Quello di Biafora è un risultato doppiamente significativo perché porta la Stella nel Cosentino (nell’edizione passata il riconoscimento era andato ad Abbruzzino di Catanzaro, Dattilo di Strongoli, Pietramare Natural Food di Isola Capo Rizzuto, Gambero Rosso di Marina di Gioiosa Ionica e Qafiz di Santa Cristina d’Aspromonte: tutti riconfermati).

Esulta sui social Caterina Ceraudo (Dattilo) : “7 Stelle in tutto che brillano nella nostra regione! Sempre più contenta che la Calabria si dimostri una terra di giovani coraggiosi e intraprendenti che hanno deciso di investire qui! Come dico sempre: “l’autostrada del gusto esiste” e diventa sempre più reale. Tantissimi auguri anche ad Antonio Biafora e Luigi Lepore per la loro nuova meritata stella!”.

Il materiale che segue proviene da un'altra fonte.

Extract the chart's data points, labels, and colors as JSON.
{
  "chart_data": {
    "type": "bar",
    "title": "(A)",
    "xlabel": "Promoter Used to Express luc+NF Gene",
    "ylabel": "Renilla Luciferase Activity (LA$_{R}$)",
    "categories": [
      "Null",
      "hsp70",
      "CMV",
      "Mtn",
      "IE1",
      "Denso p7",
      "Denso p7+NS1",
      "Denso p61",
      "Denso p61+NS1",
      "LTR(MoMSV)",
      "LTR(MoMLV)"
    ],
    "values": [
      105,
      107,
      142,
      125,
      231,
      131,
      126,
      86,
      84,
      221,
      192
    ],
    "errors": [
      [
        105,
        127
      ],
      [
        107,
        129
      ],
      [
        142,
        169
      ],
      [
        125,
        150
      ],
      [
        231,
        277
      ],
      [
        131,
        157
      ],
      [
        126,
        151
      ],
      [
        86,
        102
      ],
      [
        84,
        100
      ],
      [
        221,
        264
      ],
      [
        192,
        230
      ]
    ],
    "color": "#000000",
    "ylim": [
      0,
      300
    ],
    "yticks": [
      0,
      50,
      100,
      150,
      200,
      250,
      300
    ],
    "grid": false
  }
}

“Abbiamo fatto della sperimentazione e della ricerca in questo continuum temporale tra tradizione e innovazione, il nostro punto fermo di approccio alla cucina – scrivono ancora da Hyle -. Questo è stato ed è possibile grazie a ragazzi straordinari come Francesco Cardace, Gianmarco Pellegrino, Stefano Genovese, Raffaele Condino, Francesco Abbate e Francesca Mazzei. Infine, un doveroso ringraziamento per l’amore, la passione e l’impegno quotidiano e senza sosta di una famiglia meravigliosa: la grande famiglia Biafora, Giuseppe Biafora, Maria Teresa Veltri e Luca Biafora. Oggi realizziamo un sogno e vogliamo condividerlo con tutti voi e con il nostro amato territorio. In fondo Hyle è materia, la stessa materia di cui sono fatti i sogni. Grazie”. 

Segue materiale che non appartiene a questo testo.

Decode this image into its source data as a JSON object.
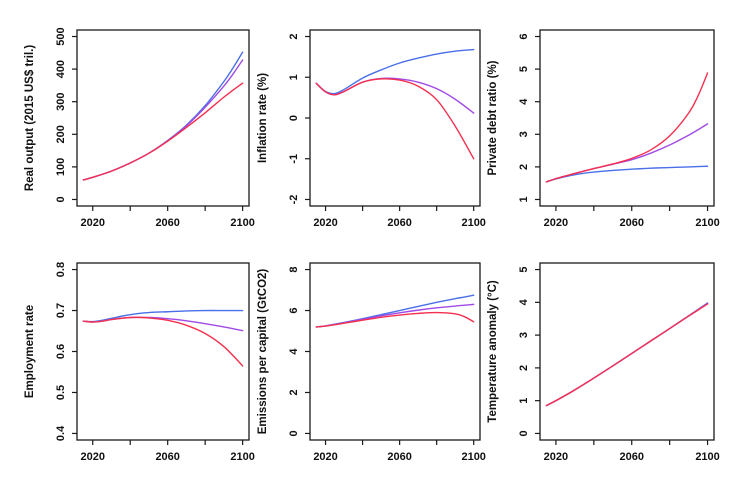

E se Biafora è un nome noto – a dispetto della giovane età – nel panorama della nuova scena di cuochi calabresi, Lepore è tornato due anni fa nella sua terra d’origine dopo aver intrapreso il percorso professionale in cucina nel 2008 dopo la Laurea in Scienze Turistiche all’Università IULM di Milano ed il Master in Scienze Gastronomiche e Prodotti di Qualità all’Università degli Studi di Scienze Gastronomiche di Colorno.  

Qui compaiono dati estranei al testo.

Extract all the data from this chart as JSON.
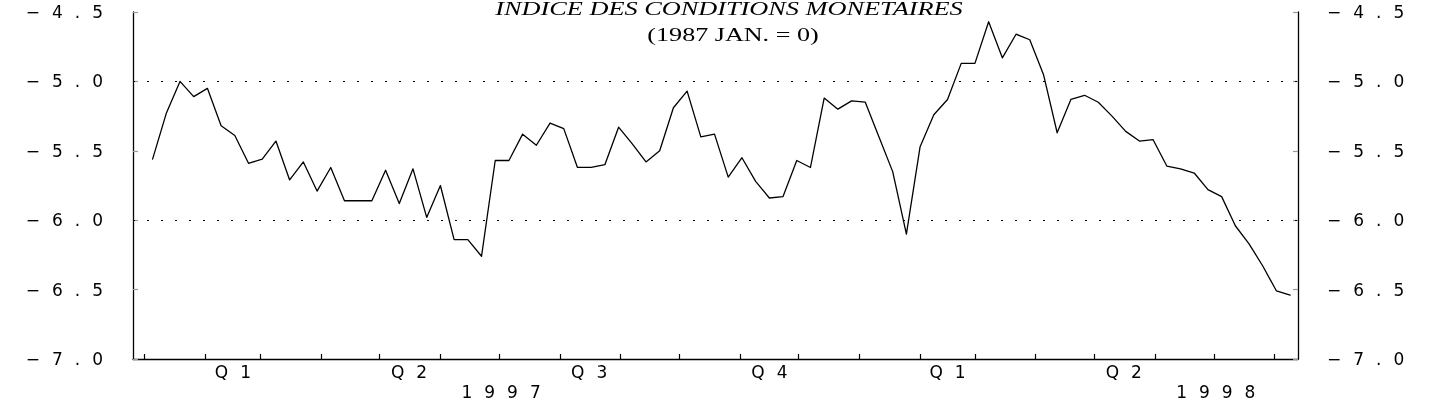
{
  "chart_data": {
    "type": "line",
    "title": "INDICE DES CONDITIONS MONETAIRES",
    "subtitle": "(1987 JAN. = 0)",
    "x": [
      "1997-01-05",
      "1997-01-12",
      "1997-01-19",
      "1997-01-26",
      "1997-02-02",
      "1997-02-09",
      "1997-02-16",
      "1997-02-23",
      "1997-03-02",
      "1997-03-09",
      "1997-03-16",
      "1997-03-23",
      "1997-03-30",
      "1997-04-06",
      "1997-04-13",
      "1997-04-20",
      "1997-04-27",
      "1997-05-04",
      "1997-05-11",
      "1997-05-18",
      "1997-05-25",
      "1997-06-01",
      "1997-06-08",
      "1997-06-15",
      "1997-06-22",
      "1997-06-29",
      "1997-07-06",
      "1997-07-13",
      "1997-07-20",
      "1997-07-27",
      "1997-08-03",
      "1997-08-10",
      "1997-08-17",
      "1997-08-24",
      "1997-08-31",
      "1997-09-07",
      "1997-09-14",
      "1997-09-21",
      "1997-09-28",
      "1997-10-05",
      "1997-10-12",
      "1997-10-19",
      "1997-10-26",
      "1997-11-02",
      "1997-11-09",
      "1997-11-16",
      "1997-11-23",
      "1997-11-30",
      "1997-12-07",
      "1997-12-14",
      "1997-12-21",
      "1997-12-28",
      "1998-01-04",
      "1998-01-11",
      "1998-01-18",
      "1998-01-25",
      "1998-02-01",
      "1998-02-08",
      "1998-02-15",
      "1998-02-22",
      "1998-03-01",
      "1998-03-08",
      "1998-03-15",
      "1998-03-22",
      "1998-03-29",
      "1998-04-05",
      "1998-04-12",
      "1998-04-19",
      "1998-04-26",
      "1998-05-03",
      "1998-05-10",
      "1998-05-17",
      "1998-05-24",
      "1998-05-31",
      "1998-06-07",
      "1998-06-14",
      "1998-06-21",
      "1998-06-28",
      "1998-07-05",
      "1998-07-12",
      "1998-07-19",
      "1998-07-26",
      "1998-08-02",
      "1998-08-09"
    ],
    "values": [
      -5.56,
      -5.23,
      -5.0,
      -5.11,
      -5.05,
      -5.32,
      -5.39,
      -5.59,
      -5.56,
      -5.43,
      -5.71,
      -5.58,
      -5.79,
      -5.62,
      -5.86,
      -5.86,
      -5.86,
      -5.64,
      -5.88,
      -5.63,
      -5.98,
      -5.75,
      -6.14,
      -6.14,
      -6.26,
      -5.57,
      -5.57,
      -5.38,
      -5.46,
      -5.3,
      -5.34,
      -5.62,
      -5.62,
      -5.6,
      -5.33,
      -5.45,
      -5.58,
      -5.5,
      -5.19,
      -5.07,
      -5.4,
      -5.38,
      -5.69,
      -5.55,
      -5.72,
      -5.84,
      -5.83,
      -5.57,
      -5.62,
      -5.12,
      -5.2,
      -5.14,
      -5.15,
      -5.4,
      -5.65,
      -6.1,
      -5.47,
      -5.24,
      -5.13,
      -4.87,
      -4.87,
      -4.57,
      -4.83,
      -4.66,
      -4.7,
      -4.95,
      -5.37,
      -5.13,
      -5.1,
      -5.15,
      -5.25,
      -5.36,
      -5.43,
      -5.42,
      -5.61,
      -5.63,
      -5.66,
      -5.78,
      -5.83,
      -6.04,
      -6.17,
      -6.33,
      -6.51,
      -6.54
    ],
    "color": "#000000",
    "marker": "none",
    "line_style": "solid",
    "xlim": [
      "1996-12-26",
      "1998-08-13"
    ],
    "xticks": [
      {
        "value": "1997-01-01",
        "label": null
      },
      {
        "value": "1997-02-01",
        "label": null
      },
      {
        "value": "1997-03-01",
        "label": null
      },
      {
        "value": "1997-04-01",
        "label": null
      },
      {
        "value": "1997-05-01",
        "label": null
      },
      {
        "value": "1997-06-01",
        "label": null
      },
      {
        "value": "1997-07-01",
        "label": null
      },
      {
        "value": "1997-08-01",
        "label": null
      },
      {
        "value": "1997-09-01",
        "label": null
      },
      {
        "value": "1997-10-01",
        "label": null
      },
      {
        "value": "1997-11-01",
        "label": null
      },
      {
        "value": "1997-12-01",
        "label": null
      },
      {
        "value": "1998-01-01",
        "label": null
      },
      {
        "value": "1998-02-01",
        "label": null
      },
      {
        "value": "1998-03-01",
        "label": null
      },
      {
        "value": "1998-04-01",
        "label": null
      },
      {
        "value": "1998-05-01",
        "label": null
      },
      {
        "value": "1998-06-01",
        "label": null
      },
      {
        "value": "1998-07-01",
        "label": null
      },
      {
        "value": "1998-08-01",
        "label": null
      },
      {
        "value": "1997-02-15",
        "label": "Q1"
      },
      {
        "value": "1997-05-16",
        "label": "Q2"
      },
      {
        "value": "1997-08-16",
        "label": "Q3"
      },
      {
        "value": "1997-11-16",
        "label": "Q4"
      },
      {
        "value": "1998-02-15",
        "label": "Q1"
      },
      {
        "value": "1998-05-16",
        "label": "Q2"
      }
    ],
    "x2lim": [
      "1996-12-26",
      "1998-08-13"
    ],
    "x2ticks": [
      {
        "value": "1997-07-02",
        "label": "1997"
      },
      {
        "value": "1998-07-02",
        "label": "1998"
      }
    ],
    "ylim": [
      -7,
      -4.5
    ],
    "yticks": [
      {
        "value": -7,
        "label": "−7.0"
      },
      {
        "value": -6.5,
        "label": "−6.5"
      },
      {
        "value": -6,
        "label": "−6.0"
      },
      {
        "value": -5.5,
        "label": "−5.5"
      },
      {
        "value": -5,
        "label": "−5.0"
      },
      {
        "value": -4.5,
        "label": "−4.5"
      }
    ],
    "y2lim": [
      -7,
      -4.5
    ],
    "y2ticks": [
      {
        "value": -7,
        "label": "−7.0"
      },
      {
        "value": -6.5,
        "label": "−6.5"
      },
      {
        "value": -6,
        "label": "−6.0"
      },
      {
        "value": -5.5,
        "label": "−5.5"
      },
      {
        "value": -5,
        "label": "−5.0"
      },
      {
        "value": -4.5,
        "label": "−4.5"
      }
    ],
    "ref_lines": [
      {
        "axis": "y",
        "value": -5,
        "color": "#000000",
        "line_style": "dotted"
      },
      {
        "axis": "y",
        "value": -6,
        "color": "#000000",
        "line_style": "dotted"
      }
    ]
  }
}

Fa le sue esperienze in giro per il mondo ed in ristoranti stellati come il Trussardi alla Scala di Milano, il Caino in Toscana, il Can Fabes in Spagna, La Bastide de Capelongue in Francia ed Il Comandante a Napoli. Collabora nelle brigate di grandi nomi dell’alta cucina, al seguito di Andrea Berton, Alfio Ghezzi, Valeria Piccini, Santi Santamaria, Xavier Pellicer, Edouard Loubet, Salvatore Bianco.  

Dopo anni di studio e di affinamento, decide di ritornare nella sua Lamezia Terme e di avviare un progetto gastronomico con il proprio nome. Nel 2019 Luigi Lepore aggiunge così “un nuovo capitolo alla storia contemporanea della cucina calabrese con un format innovativo, dagli ampi orizzonti, ma con le radici ben salde nelle culture materiali che caratterizzano l’identità del territorio – si legge sul sito del ristorante lametino –. Deciso a far parlare il suo Sud attraverso codici non canonici, muovendosi tra sperimentazione e ritorno alle origini, attingendo al valore della contaminazione di saperi e di tradizioni, scegliendo piccoli produttori e aziende locali come compagni di viaggio”.